On a beaucoup décrit les difficultés, souvent atroces, des gens les plus démunis sous le régime communiste et très peu – ou jamais – les incompréhensions et les souffrances des gens qui s’y trouvaient entre deux eaux. On a écrit encore moins sur les parcours des gens proches du pouvoir après la chute du communiste, ceux qui ont dû fuir, comme César et ceux qui ont retrouvé et renforcé leurs privilèges d’avant. Dans ce roman j’ai voulu sonder une autre réalité, celle de la cohabitation et de la confrontation des privilégiés avec les gens normaux.

Quelle différence y a-t-il entre « réussir dans la vie ou réussir sa vie » quel prix, voire quels sacrifices ?

Justement, réussir dans la vie est illusoire et demande des sacrifices qui ne se justifient pas, si ce n’est que par l’orgueil et par l’incapacité de prendre du recul par rapport aux impératifs de la société. En revanche, réussir sa vie représente le vrai Graal, car ça veut dire devenir soi, où que l’on se trouve, dans son premier chez soi ou ailleurs. Dans mon roman le Graal occidental est un leurre.

Et le devenir de soi ?

Devenir soi-même, pleinement, en se débarrassant des masques et des faux-fuyants, peut se réaliser aussi bien chez soi que dans un environnement nouveau, comme un nouveau pays. Comme Gombrowicz, je pense que pour devenir un Homme il faut, intellectuellement, oublier dans un premier temps ses origines, pour mieux les retrouver après s’être empreigne de l’humanisme universel.

Quelle place occupent, selon vous, les rêves pour qu’une vie soit accomplie ?

Une place primordiale, car la vie sans rêve serait le plus court chemin vers une mort prématurée de l’âme, vers l’extension de l’énergie vitale. Dans les rêves tout est possible et, que ce soit ceux de la nuit ou bien ceux de la journée, ils représentent surtout une anticipation de l’avenir. Si on y croit, tout devient possible. Mark Twain et Marcel Pagnol ont écrit quelque part : « ils ne savaient pas que c’était impossible, alors ils l’ont fait ».

Enfin, comment résoudre au mieux l’équation entre « qui tu es et celui que tu voudrais être » ? Quelle réponse propose votre livre à cette interrogation ?

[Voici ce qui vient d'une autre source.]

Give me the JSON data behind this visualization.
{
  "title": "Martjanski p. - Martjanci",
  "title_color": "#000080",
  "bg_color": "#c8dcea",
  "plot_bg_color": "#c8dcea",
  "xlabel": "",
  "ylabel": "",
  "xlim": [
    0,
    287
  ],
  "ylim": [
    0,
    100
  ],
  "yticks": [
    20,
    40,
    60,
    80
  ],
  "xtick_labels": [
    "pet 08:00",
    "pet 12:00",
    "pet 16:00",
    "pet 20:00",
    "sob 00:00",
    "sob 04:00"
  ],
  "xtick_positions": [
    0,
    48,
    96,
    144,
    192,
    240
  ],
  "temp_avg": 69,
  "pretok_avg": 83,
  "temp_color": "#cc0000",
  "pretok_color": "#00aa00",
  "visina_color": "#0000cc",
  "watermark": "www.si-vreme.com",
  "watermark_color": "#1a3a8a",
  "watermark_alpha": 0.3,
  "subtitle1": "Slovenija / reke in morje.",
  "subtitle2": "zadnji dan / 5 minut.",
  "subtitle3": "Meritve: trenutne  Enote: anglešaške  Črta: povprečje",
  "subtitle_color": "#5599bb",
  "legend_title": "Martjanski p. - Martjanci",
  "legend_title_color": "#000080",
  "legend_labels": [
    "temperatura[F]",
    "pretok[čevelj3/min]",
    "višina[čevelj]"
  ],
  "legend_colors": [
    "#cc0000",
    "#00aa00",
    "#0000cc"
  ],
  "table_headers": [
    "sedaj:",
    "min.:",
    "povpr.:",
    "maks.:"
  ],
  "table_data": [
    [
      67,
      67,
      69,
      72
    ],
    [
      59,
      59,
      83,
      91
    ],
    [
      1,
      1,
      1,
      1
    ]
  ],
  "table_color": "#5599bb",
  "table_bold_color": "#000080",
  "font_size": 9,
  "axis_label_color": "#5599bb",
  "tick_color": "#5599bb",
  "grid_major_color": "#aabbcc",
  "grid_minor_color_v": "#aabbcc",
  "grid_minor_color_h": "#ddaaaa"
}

Plus vite on arrive à se connaitre et plus vite on devient soi, celle ou celui qu’on est, que l’on est né pour l’être. Je pense que le verbe vouloir devrait se conjuguer uniquement à l’indicatif présent et surtout en compagnie de l’infinitif présent du verbe devenir accompagné du pronom réfléchi soi

Un de mes personnages voulait être riche, mais sans trop se fatiguer pour y parvenir. Cependant il faisait ce qui lui plaisait le plus dans la vie. Dans mon livre, les deux lui ont réussi, mais seulement en apparence.  J’espère que chaque lecteur de ce roman trouvera sa propre réponse à votre si pertinente question : « comment se retrouver entre ce qu’on est et ce que l’on voudrait être ».

Propos recueillis par Dan Burcea

Mircea Matescot, D’ici ou d’ailleurs, Les Impliqués Éditeur, 2023, 266 pages.